To capture Johnson’s movements, researchers attached 43 tiny reflective spherical markers to his major joints and at intervals along the simulator. Cameras mounted around the perimeter of the walking area recorded the position of the markers, Stine said.

Researchers also collected information on Johnson’s movements through force plates in the floor. Stine compared the plates to a fancy bathroom scale and explained they can detect forces in three directions: side to side, front to back, and vertically.

The information was then passed to a computer which translated it into an animated stick figure that mimicked Varner’s movements.
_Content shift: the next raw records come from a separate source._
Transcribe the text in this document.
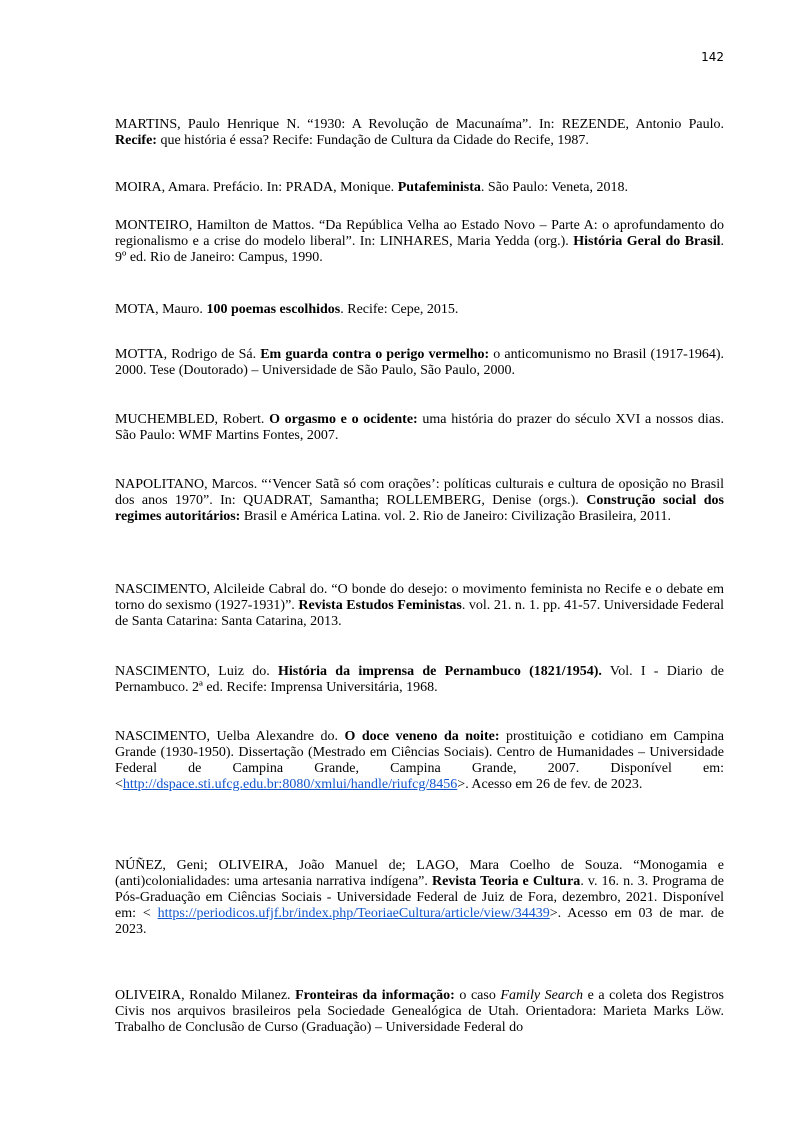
142

MARTINS, Paulo Henrique N. “1930: A Revolução de Macunaíma”. In: REZENDE, Antonio Paulo. Recife: que história é essa? Recife: Fundação de Cultura da Cidade do Recife, 1987.

MOIRA, Amara. Prefácio. In: PRADA, Monique. Putafeminista. São Paulo: Veneta, 2018.

MONTEIRO, Hamilton de Mattos. “Da República Velha ao Estado Novo – Parte A: o aprofundamento do regionalismo e a crise do modelo liberal”. In: LINHARES, Maria Yedda (org.). História Geral do Brasil. 9º ed. Rio de Janeiro: Campus, 1990.

MOTA, Mauro. 100 poemas escolhidos. Recife: Cepe, 2015.

MOTTA, Rodrigo de Sá. Em guarda contra o perigo vermelho: o anticomunismo no Brasil (1917-1964). 2000. Tese (Doutorado) – Universidade de São Paulo, São Paulo, 2000.

MUCHEMBLED, Robert. O orgasmo e o ocidente: uma história do prazer do século XVI a nossos dias. São Paulo: WMF Martins Fontes, 2007.

NAPOLITANO, Marcos. “‘Vencer Satã só com orações’: políticas culturais e cultura de oposição no Brasil dos anos 1970”. In: QUADRAT, Samantha; ROLLEMBERG, Denise (orgs.). Construção social dos regimes autoritários: Brasil e América Latina. vol. 2. Rio de Janeiro: Civilização Brasileira, 2011.

NASCIMENTO, Alcileide Cabral do. “O bonde do desejo: o movimento feminista no Recife e o debate em torno do sexismo (1927-1931)”. Revista Estudos Feministas. vol. 21. n. 1. pp. 41-57. Universidade Federal de Santa Catarina: Santa Catarina, 2013.

NASCIMENTO, Luiz do. História da imprensa de Pernambuco (1821/1954). Vol. I - Diario de Pernambuco. 2ª ed. Recife: Imprensa Universitária, 1968.

NASCIMENTO, Uelba Alexandre do. O doce veneno da noite: prostituição e cotidiano em Campina Grande (1930-1950). Dissertação (Mestrado em Ciências Sociais). Centro de Humanidades – Universidade Federal de Campina Grande, Campina Grande, 2007. Disponível em: <http://dspace.sti.ufcg.edu.br:8080/xmlui/handle/riufcg/8456>. Acesso em 26 de fev. de 2023.

NÚÑEZ, Geni; OLIVEIRA, João Manuel de; LAGO, Mara Coelho de Souza. “Monogamia e (anti)colonialidades: uma artesania narrativa indígena”. Revista Teoria e Cultura. v. 16. n. 3. Programa de Pós-Graduação em Ciências Sociais - Universidade Federal de Juiz de Fora, dezembro, 2021. Disponível em: < https://periodicos.ufjf.br/index.php/TeoriaeCultura/article/view/34439>. Acesso em 03 de mar. de 2023.

OLIVEIRA, Ronaldo Milanez. Fronteiras da informação: o caso Family Search e a coleta dos Registros Civis nos arquivos brasileiros pela Sociedade Genealógica de Utah. Orientadora: Marieta Marks Löw. Trabalho de Conclusão de Curso (Graduação) – Universidade Federal do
By analyzing the computer-generated model, the pair can determine the range of motion of the joints, the timing of the steps and the forces being exerted through the arms and the simulator, Stine said.

The data are meaningful because they can help determine how much force a user is putting on the crutch and measure step length, Johnson said. This allows him to test whether changes to the device would help users put less weight on their arms or allow them to take bigger steps, he added.

For prosthetic wearers such as Seaman, little changes can make a big difference.

“Over the course of a full day, it means a person can go that much farther, that much faster,” he said.